Would You Eat Vegetables Grown from a Pencil?

Melting and molding to an easy-to-hold shape is an easy way to recycle stubs of old crayons. Not for pencils. They usually go directly to the trash after you wear it down to a stub, right? Not anymore.

As reported in CNN, a spectacular idea developed by Denmark-based Sprout World that turns this waste into vegetables, herbs and flowering plants.

"There are 15 billion pencils made annually, and three million of those just in the United States. That's a lot of pencil stubs thrown away," said Michael Stausholm, CEO of Sprout World.

According to Stausholm, the pencils which are made from cedar in Pine City, Minnesota are the perfect sustainable product because one "dying product is literally giving life to a new product".

The eraser at the end of the wooded pencil is replaced with a seed capsule made from biodegradable material that contains a small mixture of seeds and peat. The capsule dissolves and the seeds grow into a plant.

Tomato, lavender, cilantro, marigold, thyme and green pepper are just some of the 14 varieties which cost $19.95 for a pack of eight.

The pencils were developed by three MIT students in 2012.

"At the time, I was living in Denmark and working a lot with sustainable companies," Stausholm said. "But sustainability is hard to illustrate to consumers. I was searching for a product that could easily do that."

A year later, discovered the Sprout Pencils when it was a Kickstarter campaign. Stausholm loved the idea and thought that it was the best way to present the idea to what sustainability is all about.
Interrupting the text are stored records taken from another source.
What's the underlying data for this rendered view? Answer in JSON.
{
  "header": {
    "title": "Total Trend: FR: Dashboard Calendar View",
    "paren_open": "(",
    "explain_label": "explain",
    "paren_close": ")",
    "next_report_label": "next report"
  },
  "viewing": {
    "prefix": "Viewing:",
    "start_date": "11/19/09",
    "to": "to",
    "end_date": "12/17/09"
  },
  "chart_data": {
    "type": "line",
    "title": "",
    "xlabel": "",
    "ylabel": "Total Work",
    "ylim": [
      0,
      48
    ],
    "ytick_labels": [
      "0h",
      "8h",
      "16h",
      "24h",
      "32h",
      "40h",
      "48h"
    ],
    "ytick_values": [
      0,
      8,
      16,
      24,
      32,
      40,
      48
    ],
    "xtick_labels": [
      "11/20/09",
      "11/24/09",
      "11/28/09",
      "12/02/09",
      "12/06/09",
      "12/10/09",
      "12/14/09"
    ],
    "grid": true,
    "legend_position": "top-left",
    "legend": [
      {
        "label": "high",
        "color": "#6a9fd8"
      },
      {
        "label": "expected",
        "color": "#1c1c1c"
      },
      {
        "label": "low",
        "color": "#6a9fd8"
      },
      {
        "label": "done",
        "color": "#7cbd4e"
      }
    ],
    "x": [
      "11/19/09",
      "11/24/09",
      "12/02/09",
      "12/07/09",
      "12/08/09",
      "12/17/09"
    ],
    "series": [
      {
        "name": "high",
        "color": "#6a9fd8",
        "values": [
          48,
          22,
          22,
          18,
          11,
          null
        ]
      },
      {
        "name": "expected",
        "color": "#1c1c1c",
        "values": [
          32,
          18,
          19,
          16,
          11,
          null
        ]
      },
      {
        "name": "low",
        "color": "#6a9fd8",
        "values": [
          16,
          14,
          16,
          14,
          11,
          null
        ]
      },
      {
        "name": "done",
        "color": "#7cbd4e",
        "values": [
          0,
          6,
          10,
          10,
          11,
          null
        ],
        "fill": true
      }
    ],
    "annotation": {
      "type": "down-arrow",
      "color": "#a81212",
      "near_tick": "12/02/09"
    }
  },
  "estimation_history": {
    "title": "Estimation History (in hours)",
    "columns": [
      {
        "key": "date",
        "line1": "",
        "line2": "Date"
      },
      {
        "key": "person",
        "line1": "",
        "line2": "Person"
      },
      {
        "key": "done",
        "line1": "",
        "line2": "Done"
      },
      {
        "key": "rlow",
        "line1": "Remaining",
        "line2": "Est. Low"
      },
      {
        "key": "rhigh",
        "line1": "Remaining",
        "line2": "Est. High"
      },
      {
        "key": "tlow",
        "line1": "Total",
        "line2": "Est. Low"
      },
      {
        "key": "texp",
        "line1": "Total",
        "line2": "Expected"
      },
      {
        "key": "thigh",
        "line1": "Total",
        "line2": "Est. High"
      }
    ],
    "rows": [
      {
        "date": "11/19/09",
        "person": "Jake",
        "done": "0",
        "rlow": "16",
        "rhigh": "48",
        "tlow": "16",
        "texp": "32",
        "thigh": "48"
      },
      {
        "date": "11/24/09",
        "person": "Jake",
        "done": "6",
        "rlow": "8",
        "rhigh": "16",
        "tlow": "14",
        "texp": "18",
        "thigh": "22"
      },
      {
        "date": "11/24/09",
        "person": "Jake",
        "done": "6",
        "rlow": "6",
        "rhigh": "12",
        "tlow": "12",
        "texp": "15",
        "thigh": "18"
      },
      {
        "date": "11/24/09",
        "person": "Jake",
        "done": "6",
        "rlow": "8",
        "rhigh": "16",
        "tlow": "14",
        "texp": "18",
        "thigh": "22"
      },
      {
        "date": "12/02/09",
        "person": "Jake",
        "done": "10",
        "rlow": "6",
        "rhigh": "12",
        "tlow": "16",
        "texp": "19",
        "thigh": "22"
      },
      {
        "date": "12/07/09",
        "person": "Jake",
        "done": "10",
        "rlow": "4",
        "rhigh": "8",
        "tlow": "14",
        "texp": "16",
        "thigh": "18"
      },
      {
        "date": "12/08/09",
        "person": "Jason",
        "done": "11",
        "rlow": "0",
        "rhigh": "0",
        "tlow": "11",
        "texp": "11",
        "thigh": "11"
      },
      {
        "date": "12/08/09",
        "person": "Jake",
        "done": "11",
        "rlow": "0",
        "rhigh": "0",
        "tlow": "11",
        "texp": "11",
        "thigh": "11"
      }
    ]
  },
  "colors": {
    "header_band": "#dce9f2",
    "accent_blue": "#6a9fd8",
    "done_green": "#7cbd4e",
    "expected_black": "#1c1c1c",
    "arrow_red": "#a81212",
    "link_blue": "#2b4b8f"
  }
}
Stausholm team up with the students and persuaded them to let him introduce the pencil to the market of Denmark "We sold 70,000 pencils in the spring of 2013. We realized there was definitely demand for them," he said.

By 2014, the startup had sold a million pencils across Europe.

Soon, Stausholm procured the licenses and rights to the brand and got to be Sprout World's CEO. He said Sprout World now offers an average of 450,000 pencils a month and has logged more than $3 million in income. U.S. market is in next mind of the CEO.

In September, a small office with two employees opened in Boston for this project.

"America is a couple of years behind Europe in terms of embracing eco-friendliness," he said. But for him, U.S. is a perfect market since the creators and manufacturers of Sprout World is U.S. based.

The pencils are sold on Amazon (AMZN, Tech30) and in Whole Foods (WFM) stores in the U.S.

Stausholm is thinking about lowering down the price. Ultimately, he wants every student around the world to use Sprout World pencils.

Endorsement of the new products will in January that will introduce the plantable greeting cards and colored pencils.

"We know we can't save the planet just with our products," said Stausholm. "Our mission is to at least educate people on how to be more conscious in what they buy and look for products that are reusable."